An 8 a.m. - noon solo drive from Louisville to South Bend in early February should take the place of capital punishment in all countries that utilize it. I've never felt more alone, and I'm not sure I would have survived had it not been for Sirius XM's top 30 countdown from the first week of February, 1998. Janet Jackson's "Together Again" claiming the top spot was a letdown, but the steady dose of Mase and the glory that was Uncle Sam's "I Don't Ever Wanna See You Again" more than made up for it.
As anyone who's driven anywhere with me could have predicted, I got lost on Notre Dame's campus. Ended up being that person who drives as far as he can towards the academic buildings before hitting the "what the f--k are you doing, this is a college campus" loop. Pretty campus.
Stayed at same hotel as the team. Talked to Gorgui, saw Wayne eating...pretty much all you could ask for in an afternoon.
Notre Dame fans in South Bend fall under three categories:
Students - Nerdy and obnoxious, but relatively harmless.
Locals - Gruff, Chicago types who give off an unapproachable vibe but who are actually very willing to help if you ask (I owe you my life for fixing the darts machine, CJ's bartender).
Old People - Fully decked out in Notre Dame garb, but completely indifferent to Notre Dame sports, their surroundings and life in general.
Darts record (team cricket): 2-2. Pretty disappointed.
We drank at CJ's for pretty much the entire day, and then left approximately five minutes before Manti Te'o showed up. Probably would have kicked his ass. Probably.
I knew the Joyce Center was small, but the compactness still took me a little bit by surprise when I walked in. The best comparison I can think of is WKU's Diddle Arena.
We got to the game about 40 minutes early and walked down behind the U of L bench so we could be there when the team came out for warm-ups. At that time, Louisville fans definitely out-numbered the non-student section Notre Dame fans. Our actual seats were near the top of the arena, but we still had a better view of the court than the worst seats in the lower bowl at the Yum Center. We were sandwiched between rows of Fighting Irish fans, which proved to be almost unbearable during the end of regulation comeback.
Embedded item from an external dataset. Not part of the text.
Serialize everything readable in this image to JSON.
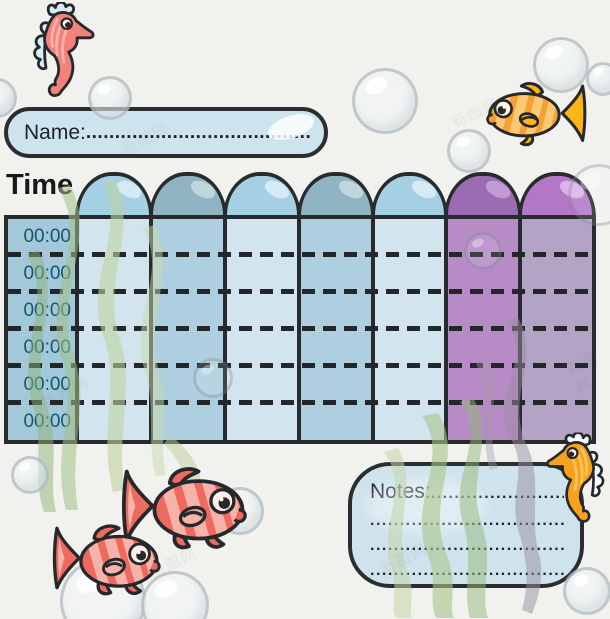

I don't know if Notre Dame's PA guy got a pronunciation guide or if he was simply choosing to ignore it, but "Georgee Ding" wasn't accurate the first, second or 54th time he said it. It bothered me about ten times more after the "USA" chant from the students directed at Gorgui.
Notre Dame fans have a tenuous grasp on the concept of a travel.
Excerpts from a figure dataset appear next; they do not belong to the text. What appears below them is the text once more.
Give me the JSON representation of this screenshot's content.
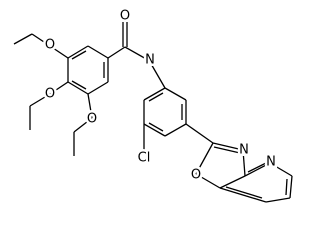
{
  "atoms": [
    {
      "label": "O"
    },
    {
      "label": "N"
    },
    {
      "label": "O"
    },
    {
      "label": "O"
    },
    {
      "label": "O"
    },
    {
      "label": "Cl"
    },
    {
      "label": "O"
    },
    {
      "label": "N"
    },
    {
      "label": "N"
    }
  ]
}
We had been drinking all day, but I'm not sure I've ever been more sober than I was by the time the second overtime rolled around. I'll never forgive the Joyce Center for not selling alcohol. Also, it was really hot inside there.
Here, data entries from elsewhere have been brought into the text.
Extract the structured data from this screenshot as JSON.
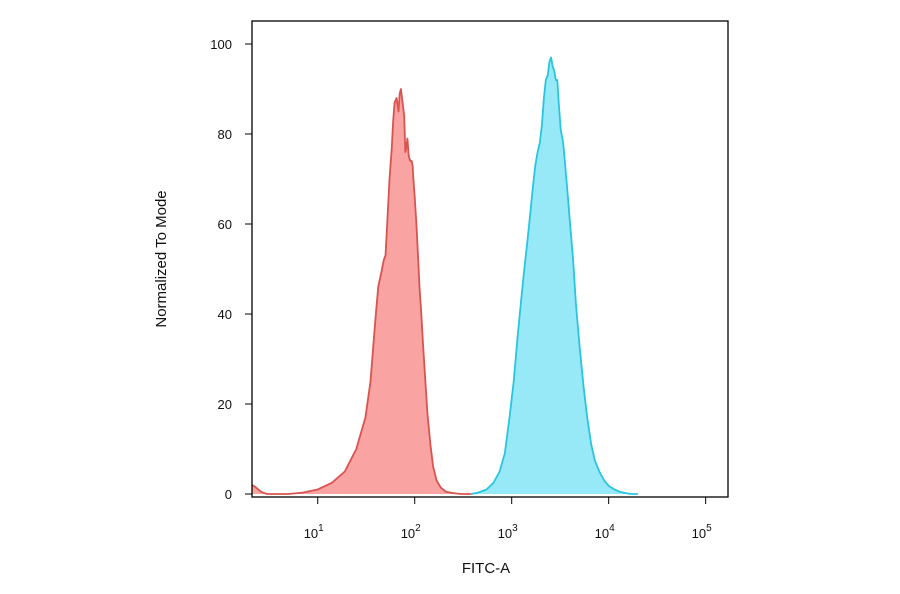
{
  "chart_data": {
    "type": "area",
    "title": "",
    "xlabel": "FITC-A",
    "ylabel": "Normalized To Mode",
    "xscale": "log",
    "xlim": [
      2.1,
      170000
    ],
    "ylim": [
      0,
      100
    ],
    "grid": false,
    "legend": "none",
    "x_ticks": [
      {
        "value": 10,
        "base": "10",
        "exp": "1"
      },
      {
        "value": 100,
        "base": "10",
        "exp": "2"
      },
      {
        "value": 1000,
        "base": "10",
        "exp": "3"
      },
      {
        "value": 10000,
        "base": "10",
        "exp": "4"
      },
      {
        "value": 100000,
        "base": "10",
        "exp": "5"
      }
    ],
    "y_ticks": [
      {
        "value": 0,
        "label": "0"
      },
      {
        "value": 20,
        "label": "20"
      },
      {
        "value": 40,
        "label": "40"
      },
      {
        "value": 60,
        "label": "60"
      },
      {
        "value": 80,
        "label": "80"
      },
      {
        "value": 100,
        "label": "100"
      }
    ],
    "series": [
      {
        "color": "#d9534f",
        "fill": "#f9a3a3",
        "x": [
          2.1,
          2.3,
          2.6,
          3.0,
          5.0,
          7.0,
          10,
          14,
          19,
          25,
          31,
          35,
          39,
          42,
          45,
          48,
          50,
          52,
          55,
          58,
          60,
          62,
          65,
          68,
          70,
          72,
          75,
          78,
          80,
          82,
          84,
          87,
          90,
          93,
          95,
          97,
          100,
          104,
          108,
          112,
          117,
          122,
          128,
          135,
          145,
          155,
          168,
          185,
          210,
          250,
          300,
          380
        ],
        "values": [
          2,
          1.5,
          0.5,
          0,
          0,
          0.3,
          1.0,
          2.5,
          5,
          10,
          17,
          25,
          38,
          46,
          49,
          52,
          53,
          60,
          70,
          77,
          83,
          87,
          88,
          85,
          89,
          90,
          87,
          84,
          76,
          77,
          79,
          75,
          74,
          74,
          73,
          70,
          66,
          60,
          53,
          46,
          40,
          33,
          26,
          18,
          11,
          6,
          3,
          1.5,
          0.5,
          0.2,
          0,
          0
        ]
      },
      {
        "color": "#29c5df",
        "fill": "#98e9f8",
        "x": [
          380,
          450,
          550,
          650,
          750,
          850,
          950,
          1050,
          1150,
          1250,
          1350,
          1450,
          1550,
          1650,
          1750,
          1850,
          1950,
          2050,
          2150,
          2250,
          2350,
          2450,
          2550,
          2650,
          2750,
          2850,
          2950,
          3050,
          3200,
          3400,
          3600,
          3800,
          4000,
          4300,
          4600,
          5000,
          5500,
          6000,
          6600,
          7200,
          8000,
          9000,
          10000,
          11500,
          13000,
          15000,
          17000,
          20000
        ],
        "values": [
          0,
          0.3,
          1.0,
          2.5,
          5,
          9,
          17,
          25,
          35,
          43,
          50,
          56,
          62,
          68,
          73,
          76,
          78,
          82,
          88,
          92,
          93,
          96,
          97,
          95,
          94,
          92,
          92,
          87,
          81,
          78,
          72,
          66,
          60,
          52,
          42,
          33,
          24,
          17,
          11,
          7.5,
          5,
          3,
          1.8,
          1,
          0.5,
          0.2,
          0,
          0
        ]
      }
    ]
  }
}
After the final horn sounded, we watched the court storm for approximately two seconds before grabbing our coats and getting the hell out of there. We weren't alone, as the concourse was about 95 percent Louisville fans, 4.9 percent Notre Dame fans, and one chotch wearing a UK hoodie and a green Fighting Irish hat.
This was almost the breaking point.
The only other time I've been in this situation - committed to staying the night with a group of friends in enemy territory after a crushing late night loss - was after we lost to North Carolina in the '08 Elite Eight in Charlotte. We did exactly the same thing we did on that night: found the closest bar, walked in, and went straight to the corner.
It was mind-blowing to me that the biggest bar near the Joyce Center could be so scarcely attended after a monumental Saturday night victory. There was a decent crowd inside (which included Luke Harangody and his beanie), but nothing like you'd see at any of the establishments on Main St. if the Cards had pulled off a similar feat...or a much less significant feat.
By the time we got from the arena to the bar, it was already 1 a.m., which meant there wasn't ample time for alcohol to save the night. We went back to the hotel, ordered pizza from Vesuvio's (which left "Sussudio" stuck in my head for a solid three days) and chalked the whole trip up as a loss.
Listened to the 1998 top 30 countdown again on the way home. I felt just like Uncle Sam. Still kinda do.